James Werrell

Obama's candor about past is refreshing

Barack Obama's sin was honesty.

Addressing a high school class in Manchester, N.H., earlier this month, the presidential candidate admitted that he was "kind of a goof-off in high school." He added that he had "made some bad decisions," and "got into drinking and experimented with drugs."

"There was a whole stretch of time that I didn't really apply myself a lot," Obama said. "It wasn't until I got out of high school and went to college that I started realizing, 'Man, I wasted a lot of time.'"

One might think he would get credit for having straightened up while he was in college. For many of his peers, the drinking and experimentation with drugs didn't let up during their college years.

But Obama was chastised by former Massachusetts governor and Republican presidential candidate Mitt Romney, who called the admission a "huge error."

"It's just not a good idea for people running for president of the United States, who potentially could be the role model for a lot of people, to talk about their personal failings while they were kids, because it opens the doorway to other kids thinking, 'Well, I can do that, too,'" Romney said.

Under the circumstances, Obama had little choice but to tell the truth. He had been guilty of committing candor when writing about his youth in his memoir, "Dreams from My Father," so it was on the record already.

Another Republican candidate, former New York Mayor Rudy Giuliani, had a more tempered response.

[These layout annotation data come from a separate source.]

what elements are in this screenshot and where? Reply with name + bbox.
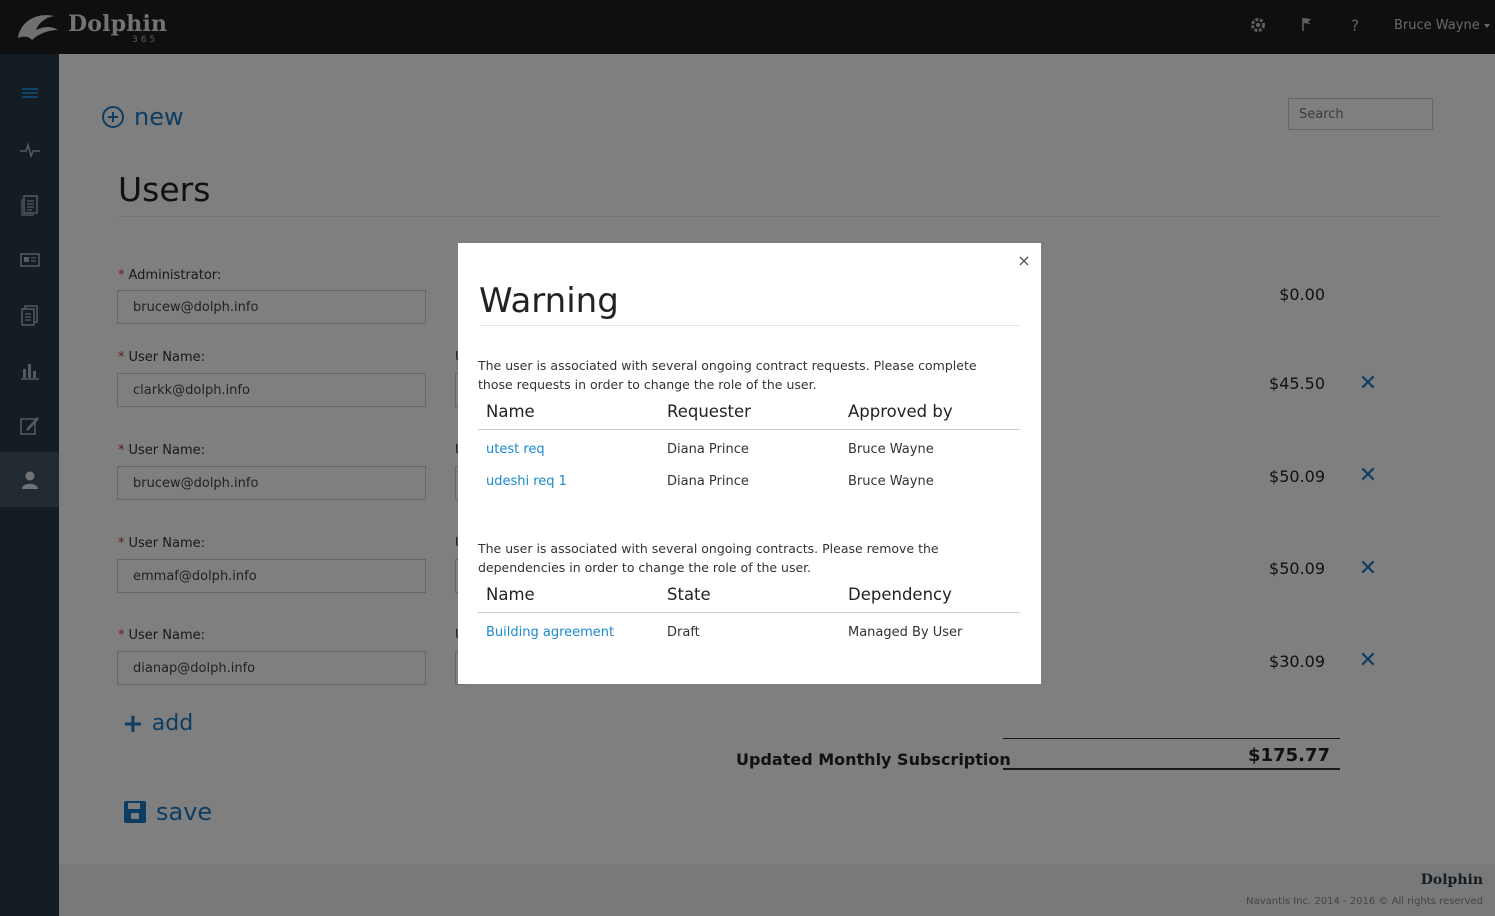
state-cell: Draft <box>667 625 700 640</box>
column-header: Name <box>486 585 535 604</box>
contracts-message: The user is associated with several ongo… <box>478 541 939 575</box>
requester-cell: Diana Prince <box>667 442 749 457</box>
approved-by-cell: Bruce Wayne <box>848 474 934 489</box>
dialog-divider <box>479 325 1020 326</box>
dependency-cell: Managed By User <box>848 625 963 640</box>
close-icon[interactable]: × <box>1016 253 1032 269</box>
table-header: Name Requester Approved by <box>478 396 1020 430</box>
dialog-title: Warning <box>479 281 619 321</box>
table-row: utest req Diana Prince Bruce Wayne <box>478 434 1020 466</box>
column-header: Dependency <box>848 585 952 604</box>
contract-requests-table: Name Requester Approved by utest req Dia… <box>478 396 1020 498</box>
table-row: udeshi req 1 Diana Prince Bruce Wayne <box>478 466 1020 498</box>
request-link[interactable]: udeshi req 1 <box>486 466 567 498</box>
contract-link[interactable]: Building agreement <box>486 617 614 649</box>
table-header: Name State Dependency <box>478 579 1020 613</box>
column-header: State <box>667 585 711 604</box>
column-header: Requester <box>667 402 751 421</box>
approved-by-cell: Bruce Wayne <box>848 442 934 457</box>
table-row: Building agreement Draft Managed By User <box>478 617 1020 649</box>
contracts-table: Name State Dependency Building agreement… <box>478 579 1020 649</box>
column-header: Approved by <box>848 402 953 421</box>
contract-requests-message: The user is associated with several ongo… <box>478 358 977 392</box>
requester-cell: Diana Prince <box>667 474 749 489</box>
column-header: Name <box>486 402 535 421</box>
request-link[interactable]: utest req <box>486 434 545 466</box>
warning-dialog: × Warning The user is associated with se… <box>458 243 1041 684</box>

"I respect his honesty in doing that," Giuliani said of Obama. "I think that one of the things we need from our people who are running for office is not this pretense of perfection."

Giuliani, who has a colorful personal life of his own, probably is hoping the voters won't expect perfection from him, either. Romney, by contrast, whose personal life is as wholesome as skim milk, may have been trying to emphasize that he has nothing to hide.

But the clean-living Romney is more the exception than the rule. The Office of National Drug Control Policy reports that, in a 2005 survey, nearly 45 percent of the nation's high school seniors had used marijuana at least once in their lives. At least 80 percent of seniors have consumed alcohol, and 62 percent have been drunk at least once.

Is Romney saying that more than 60 percent of high school seniors are unqualified to ever run for president? Or is he just saying they should never reveal past drug or alcohol use?

The question about drugs and alcohol can come up in any campaign, especially since baby boomers started running for office. Presidential candidates have tried to finesse the answer in different ways.

Bill Clinton famously claimed not to have inhaled. As often was the case, Clinton may have been trying to have it both ways, hoping to appease the anti-drug voters while earning points with the Woodstock generation for at least trying to smoke pot.

George W. Bush confessed to "youthful indiscretions" and left it at that. This open-ended response leaves much to the imagination, although Bush was candid about his battle with alcohol that lasted well into middle age.

But Obama's willingness to come clean about his all-too-common "bad decisions" as a high school student might pave the way for some refreshing frankness from others running for public office. It also seems unlikely that Obama will become the role model for young drug users: He dresses too neatly, works too hard and has no visible tattoos.

Obama might be a role model of a different sort, that of a man who, while he may have stumbled as a youth, later righted himself and became a success. And there are thousands like him, people with youthful indiscretions who now are living responsible, productive lives.

As Giuliani said, we need to stop looking for perfection -- or the semblance of perfection -- from our candidates. What we need most from them is honesty.